Snacks and Other Foods:

  • Grain-free tortillas: Make #tacotuesday a healthy one with these grain-free tortillas. They’re made with alternative flours like coconut and cassava flour.
  • Ready-to-go Bulletproof Coffee: All the benefits of Bulletproof Coffee, but ready-to-go. Cold brew coffee mixed with butter and MCT oil gives you sustained energy and fewer cravings. Plus, collagen protein supports healthy hair, skin, and nails.
  • Sparkling water: It’s hard to believe this delicious, bubbly drink only has a couple of ingredients: carbonated water and natural fruit flavors sourced from essence oils.
  • Chocolate Dipped Collagen Bars: Want a keto-friendly snack that tastes like dessert? Chocolate Dipped Collagen Bars have 3-4g net carbs, 7g protein, and 1g sugar.
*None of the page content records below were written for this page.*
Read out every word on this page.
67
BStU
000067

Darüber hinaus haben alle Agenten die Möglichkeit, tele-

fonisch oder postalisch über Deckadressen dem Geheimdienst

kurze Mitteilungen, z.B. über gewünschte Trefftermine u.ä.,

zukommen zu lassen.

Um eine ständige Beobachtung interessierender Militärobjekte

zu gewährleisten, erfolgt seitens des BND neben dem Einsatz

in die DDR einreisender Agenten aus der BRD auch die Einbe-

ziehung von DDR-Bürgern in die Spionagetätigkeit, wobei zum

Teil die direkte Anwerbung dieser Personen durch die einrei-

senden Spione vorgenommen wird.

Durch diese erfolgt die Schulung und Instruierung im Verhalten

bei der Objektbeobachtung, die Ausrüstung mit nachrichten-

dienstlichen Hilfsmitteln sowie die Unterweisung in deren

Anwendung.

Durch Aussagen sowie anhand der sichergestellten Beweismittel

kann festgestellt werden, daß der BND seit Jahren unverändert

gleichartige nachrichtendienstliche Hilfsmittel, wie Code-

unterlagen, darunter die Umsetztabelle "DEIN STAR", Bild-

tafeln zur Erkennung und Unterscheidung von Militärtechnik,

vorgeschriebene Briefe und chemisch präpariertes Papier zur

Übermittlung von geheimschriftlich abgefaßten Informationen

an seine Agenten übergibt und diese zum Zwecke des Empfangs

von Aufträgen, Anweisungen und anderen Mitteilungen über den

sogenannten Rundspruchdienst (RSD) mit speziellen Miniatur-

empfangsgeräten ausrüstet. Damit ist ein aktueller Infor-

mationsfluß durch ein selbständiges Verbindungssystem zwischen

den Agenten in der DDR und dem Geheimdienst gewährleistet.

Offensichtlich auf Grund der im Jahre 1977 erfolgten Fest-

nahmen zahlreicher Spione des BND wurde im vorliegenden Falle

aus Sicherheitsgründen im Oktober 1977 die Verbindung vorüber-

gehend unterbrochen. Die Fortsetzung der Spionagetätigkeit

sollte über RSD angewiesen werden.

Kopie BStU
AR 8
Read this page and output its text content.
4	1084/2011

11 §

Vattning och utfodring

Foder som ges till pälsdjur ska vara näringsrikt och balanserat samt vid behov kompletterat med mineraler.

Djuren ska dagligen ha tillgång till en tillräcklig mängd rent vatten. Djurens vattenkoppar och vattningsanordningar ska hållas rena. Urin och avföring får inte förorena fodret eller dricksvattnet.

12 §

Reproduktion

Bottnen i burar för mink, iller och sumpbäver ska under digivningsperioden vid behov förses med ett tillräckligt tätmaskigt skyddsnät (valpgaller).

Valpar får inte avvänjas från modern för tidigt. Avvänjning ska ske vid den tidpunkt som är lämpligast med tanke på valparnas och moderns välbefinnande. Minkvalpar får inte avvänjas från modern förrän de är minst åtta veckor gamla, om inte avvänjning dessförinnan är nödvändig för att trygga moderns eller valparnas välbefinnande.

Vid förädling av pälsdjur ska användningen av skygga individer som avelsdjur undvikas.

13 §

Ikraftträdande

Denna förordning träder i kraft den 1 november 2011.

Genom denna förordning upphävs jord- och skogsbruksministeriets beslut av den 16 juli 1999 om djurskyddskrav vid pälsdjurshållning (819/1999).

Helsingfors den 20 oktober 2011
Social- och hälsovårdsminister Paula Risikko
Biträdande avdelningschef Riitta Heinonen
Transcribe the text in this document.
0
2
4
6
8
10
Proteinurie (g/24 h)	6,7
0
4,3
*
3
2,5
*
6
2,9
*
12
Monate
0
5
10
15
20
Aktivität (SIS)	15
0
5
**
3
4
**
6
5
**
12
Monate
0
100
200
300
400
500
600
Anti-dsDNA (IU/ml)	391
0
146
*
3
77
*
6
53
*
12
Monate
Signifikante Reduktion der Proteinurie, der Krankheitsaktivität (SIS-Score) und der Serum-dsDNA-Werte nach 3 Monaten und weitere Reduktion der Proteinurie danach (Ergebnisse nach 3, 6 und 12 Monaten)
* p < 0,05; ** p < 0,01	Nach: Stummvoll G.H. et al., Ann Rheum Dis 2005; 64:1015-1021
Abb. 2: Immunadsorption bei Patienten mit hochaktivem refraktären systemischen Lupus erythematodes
Plus, they come in three delicious flavors: Double Chocolate, Vanilla, and Coconut.
  • Raw almonds: Raw almonds are chock-full of vitamin E, antioxidants, and anti-inflammatory phytosterols.
  • Shirataki noodles: Another low-carb alternative to traditional pasta, shirataki noodles are a keto-lover’s dream. Shirataki noodles are almost entirely calorie- and carb-free.
  • Veggie Noodles: Veggie Noodle Co.

Plant-Based Keto Options

One of the challenges is being able to find quick meal options when you’re on the go. A selection of Meat Free Keto x Whole Foods Market dishes can be found on the hot food bar at Whole Foods Market locations in the following states: Massachusetts, Maine, Rhode Island, New Hampshire, Connecticut, New Jersey, New York, Alabama, Georgia, Mississippi, North Carolina, South Carolina, Tennessee. The recipes all feature nutrient-dense, seasonal vegetables, bright flavors, and plenty of fats from sources like walnuts, pecans, and pumpkin seeds.